One friend of mine, his name was Stu, wanted to start his own Celebrate Recovery meeting at his church.

At first, about five people showed up, then about two or three more over time.

Eventually, he went around to other meetings pitching his meeting at other Celebrate Recovery meetings, looking for more people who would be interested in joining.

I liked the meetings for a little while. His meeting were more orderly, and he wanted to make the most of the time with other Christians who wanted to recover.

Like many people in recovery circles, Stu had low-esteem and a lingering sense of dread in his life.

Someone else very close to me, who was heavily invested in the Twelve Steps, also confided to me that every day she went around with a sense of dread, convinced that people were going to be mean to her.

This sense of dread is all too common for many believes, I think.

The reason is very simple: they do not believe that all their sins are forgiven, or they are operating under a conception of God drawn out of the Old Covenant.

The New Covenant could not be clearer:

"For this is the covenant that I will make with the house of Israel after those days, saith the Lord; I will put my laws into their mind, and write them in their hearts: and I will be to them a God, and they shall be to me a people:

"And they shall not teach every man his neighbour, and every man his brother, saying, Know the Lord: for all shall know me, from the least to the greatest.

"For I will be merciful to their unrighteousness, and their sins and their iniquities will I remember no more."" (Hebrews 8: 10-12)

As long as men and women are convinced that they have to recover, then that means that they are not identifying with Jesus Christ. In Christ, we are made a new creation:

"Therefore if any man be in Christ, he is a new creature: old things are passed away; behold, all things are become new." (2 Corinthians 5: 17)
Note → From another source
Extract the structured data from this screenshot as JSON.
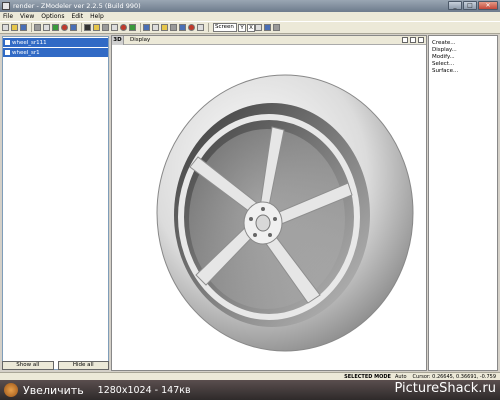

How has this happened? Paul explained in the next verse:

"And all things are of God, who hath reconciled us to himself by Jesus Christ, and hath given to us the ministry of reconciliation;" (2 Corinthians 5: 18)

We have been made the righteousness of God in Christ, and He has reconciled us with God the Father.
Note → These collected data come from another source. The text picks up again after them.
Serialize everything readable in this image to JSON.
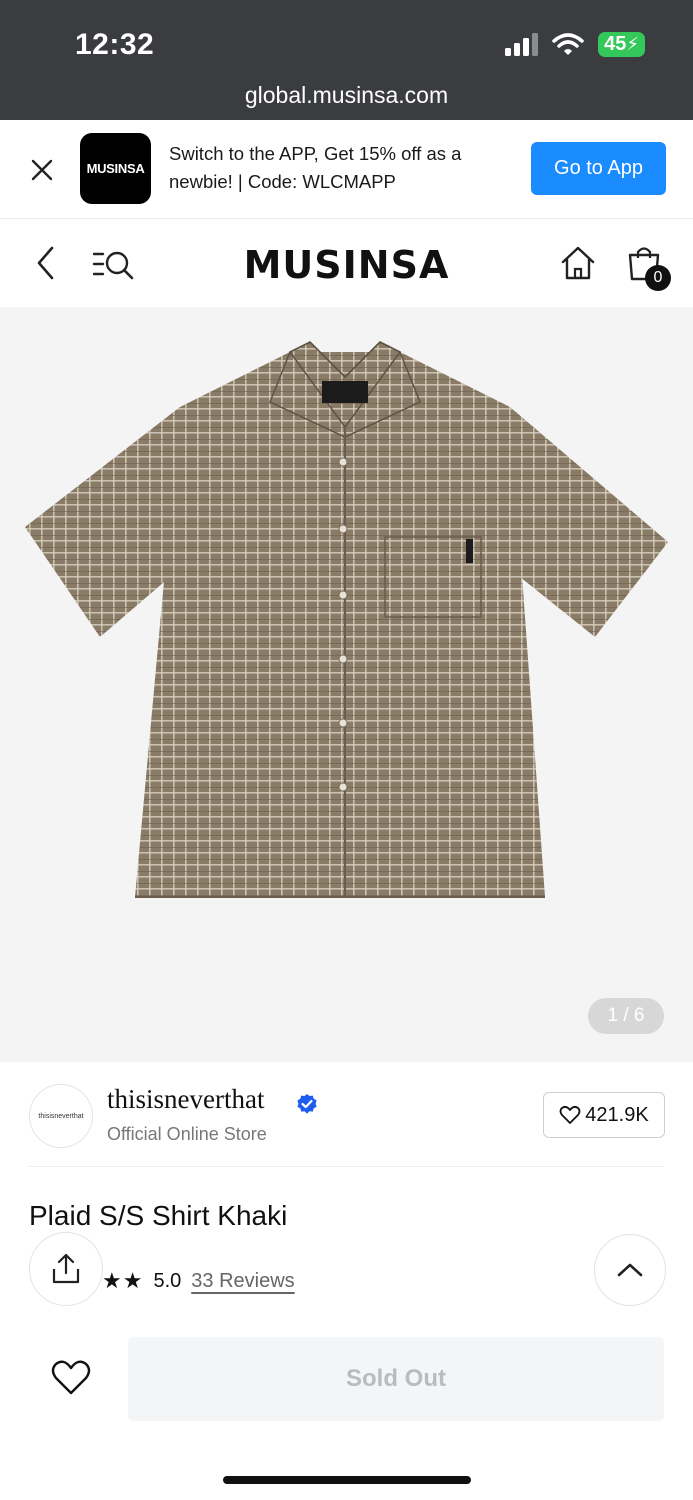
{
  "status_bar": {
    "time": "12:32",
    "battery": "45"
  },
  "browser": {
    "url": "global.musinsa.com"
  },
  "promo": {
    "app_logo_text": "MUSINSA",
    "message": "Switch to the APP, Get 15% off as a newbie! | Code: WLCMAPP",
    "button": "Go to App"
  },
  "nav": {
    "brand": "MUSINSA",
    "cart_count": "0"
  },
  "hero": {
    "counter": "1 / 6",
    "tag_text": "thisisneverthat"
  },
  "store": {
    "avatar_text": "thisisneverthat",
    "name": "thisisneverthat",
    "subtitle": "Official Online Store",
    "likes": "421.9K"
  },
  "product": {
    "name": "Plaid S/S Shirt Khaki",
    "stars": "★★",
    "rating": "5.0",
    "reviews": "33 Reviews"
  },
  "actions": {
    "buy_button": "Sold Out"
  },
  "colors": {
    "accent_blue": "#1a8cff",
    "battery_green": "#34c759",
    "verified_blue": "#1f5cf0"
  }
}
We do not need recovery, for every person who believes on Jesus Christ has been recovered, reconciled, and declared righteous.

Yet as long as individual believers continue to submit to obeying rules, keeping up appearances and accounts in order to reconcile themselves to God and make themselves righteous through their own efforts, they are not resting in the New Covenant, for every element of the New is based on what God will do, not us. Furthermore, the Old Covenant of obeying God so that He will bless us is replaced by the New (Hebrews 8:13), so it is pointless and fruitless to operate according to such principles, since God has offered us something much better in the New Covenant, which Jesus cut for us through His death on the Cross.

If men and women refuse to believe and rest in the final sacrifice of Jesus Christ, these are the consequences:

"26For if we sin wilfully after that we have received the knowledge of the truth, there remaineth no more sacrifice for sins, 27But a certain fearful looking for of judgment and fiery indignation, which shall devour the adversaries. 28He that despised Moses' law died without mercy under two or three witnesses: 29Of how much sorer punishment, suppose ye, shall he be thought worthy, who hath trodden under foot the Son of God, and hath counted the blood of the covenant, wherewith he was sanctified, an unholy thing, and hath done despite unto the Spirit of grace?" (Hebrews 10: 26-29)

A certain fearful looking for of judgment and fiery indignation, sorer punishment: in other words, a sense of dread.

The adherence to rules on the outside instead of letting God reign in us form the inside will create this fearful foreboding, this sense of dread. I do not write these comments to suggest that people in Celebrate Recovery are not saved, but they are fallen from grace in that they are trying to earn what we must receive by faith.